OUR RESPONSIBILITIES
We are required by law to maintain the privacy and security of your protected health information.
We are required to provide you with this Notice of Privacy Practices.
We are required to follow the duties and privacy practices described in this notice.
We will notify you promptly if a breach occurs that may have compromised the privacy or security of your information.

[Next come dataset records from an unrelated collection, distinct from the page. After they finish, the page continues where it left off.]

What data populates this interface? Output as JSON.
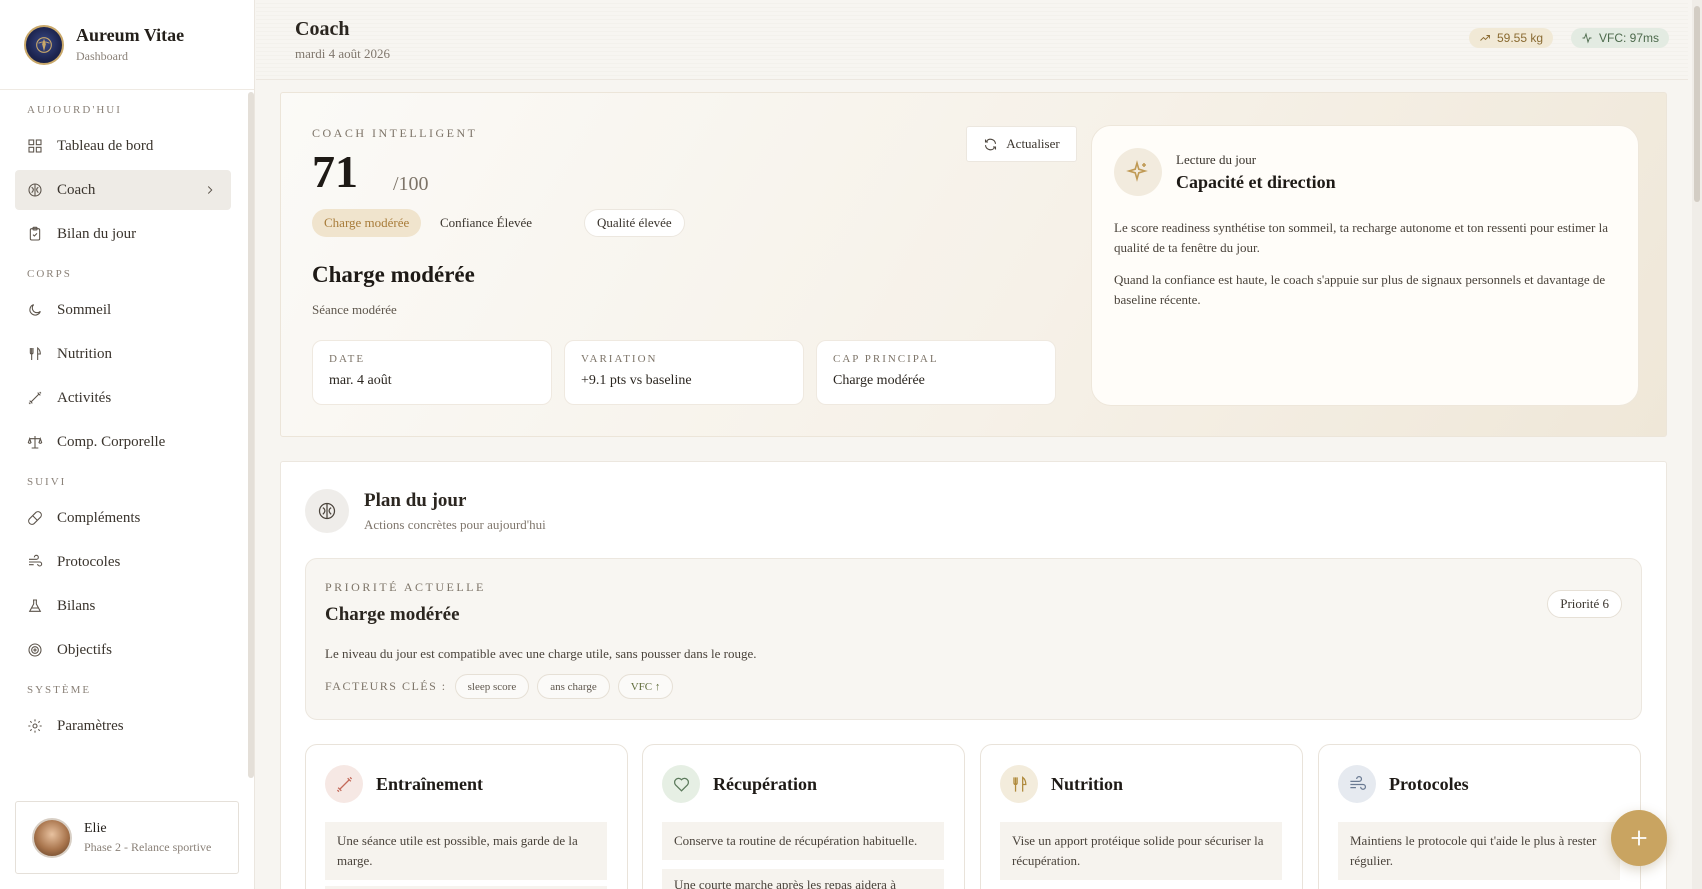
{
  "app": {
    "name": "Aureum Vitae",
    "subtitle": "Dashboard"
  },
  "sidebar": {
    "sections": [
      {
        "title": "AUJOURD'HUI",
        "items": [
          {
            "label": "Tableau de bord",
            "icon": "dashboard-icon"
          },
          {
            "label": "Coach",
            "icon": "brain-icon",
            "active": true
          },
          {
            "label": "Bilan du jour",
            "icon": "clipboard-icon"
          }
        ]
      },
      {
        "title": "CORPS",
        "items": [
          {
            "label": "Sommeil",
            "icon": "moon-icon"
          },
          {
            "label": "Nutrition",
            "icon": "utensils-icon"
          },
          {
            "label": "Activités",
            "icon": "dumbbell-icon"
          },
          {
            "label": "Comp. Corporelle",
            "icon": "scale-icon"
          }
        ]
      },
      {
        "title": "SUIVI",
        "items": [
          {
            "label": "Compléments",
            "icon": "pill-icon"
          },
          {
            "label": "Protocoles",
            "icon": "wind-icon"
          },
          {
            "label": "Bilans",
            "icon": "flask-icon"
          },
          {
            "label": "Objectifs",
            "icon": "target-icon"
          }
        ]
      },
      {
        "title": "SYSTÈME",
        "items": [
          {
            "label": "Paramètres",
            "icon": "gear-icon"
          }
        ]
      }
    ],
    "user": {
      "name": "Elie",
      "phase": "Phase 2 - Relance sportive"
    }
  },
  "header": {
    "title": "Coach",
    "date": "mardi 4 août 2026",
    "weight_badge": "59.55 kg",
    "vfc_badge": "VFC: 97ms"
  },
  "hero": {
    "label": "COACH INTELLIGENT",
    "score": "71",
    "score_max": "/100",
    "refresh": "Actualiser",
    "chips": [
      "Charge modérée",
      "Confiance Élevée",
      "Qualité élevée"
    ],
    "heading": "Charge modérée",
    "sub": "Séance modérée",
    "stats": [
      {
        "key": "DATE",
        "value": "mar. 4 août"
      },
      {
        "key": "VARIATION",
        "value": "+9.1 pts vs baseline"
      },
      {
        "key": "CAP PRINCIPAL",
        "value": "Charge modérée"
      }
    ],
    "reading": {
      "kicker": "Lecture du jour",
      "title": "Capacité et direction",
      "p1": "Le score readiness synthétise ton sommeil, ta recharge autonome et ton ressenti pour estimer la qualité de ta fenêtre du jour.",
      "p2": "Quand la confiance est haute, le coach s'appuie sur plus de signaux personnels et davantage de baseline récente."
    }
  },
  "plan": {
    "title": "Plan du jour",
    "sub": "Actions concrètes pour aujourd'hui",
    "priority": {
      "kicker": "PRIORITÉ ACTUELLE",
      "heading": "Charge modérée",
      "desc": "Le niveau du jour est compatible avec une charge utile, sans pousser dans le rouge.",
      "factors_label": "FACTEURS CLÉS :",
      "factors": [
        "sleep score",
        "ans charge",
        "VFC ↑"
      ],
      "badge": "Priorité 6"
    },
    "cards": [
      {
        "title": "Entraînement",
        "text": "Une séance utile est possible, mais garde de la marge.",
        "text2": "",
        "accent": "#c46a5a",
        "bg": "#f6e8e4"
      },
      {
        "title": "Récupération",
        "text": "Conserve ta routine de récupération habituelle.",
        "text2": "Une courte marche après les repas aidera à",
        "accent": "#5c7a5c",
        "bg": "#e6efe4"
      },
      {
        "title": "Nutrition",
        "text": "Vise un apport protéique solide pour sécuriser la récupération.",
        "text2": "",
        "accent": "#b08a3c",
        "bg": "#f3ecdc"
      },
      {
        "title": "Protocoles",
        "text": "Maintiens le protocole qui t'aide le plus à rester régulier.",
        "text2": "",
        "accent": "#6a7a92",
        "bg": "#e6eaf0"
      }
    ]
  }
}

We will not use or disclose your information other than as described in this notice unless you authorize us to do so in writing. You may revoke an authorization in writing at any time, except to the extent we have already acted in reliance on it.
CHANGES TO THIS NOTICE
We reserve the right to change this Notice of Privacy Practices at any time. Any changes will apply to all protected health information we maintain. The current version of this notice will always be available on our website and upon request.
RECORDS REQUESTS
To request records, please submit a signed written request by secure email, secure fax, or mail. Include the client’s full name, date of birth, the records requested, where the records should be sent, and the requester’s signature.
PRIVACY CONTACT
If you have questions about this notice, want to exercise your rights, or want to file a privacy complaint with this practice, contact:
Ashley D. Harris, LPC
Texas License No. 88778
The Ash Tree, LLC dba Immigration Evaluation Center
118 Vintage Park Blvd, Ste W700
Houston, TX 77070
Phone: 1-844-766-8638
Secure Fax: 325-244-5881
Secure Email: info@immigrationevaluationcenter.com
You may also file a complaint with the U.S. Department of Health and Human Services, Office for Civil Rights. You will not be retaliated against for filing a complaint.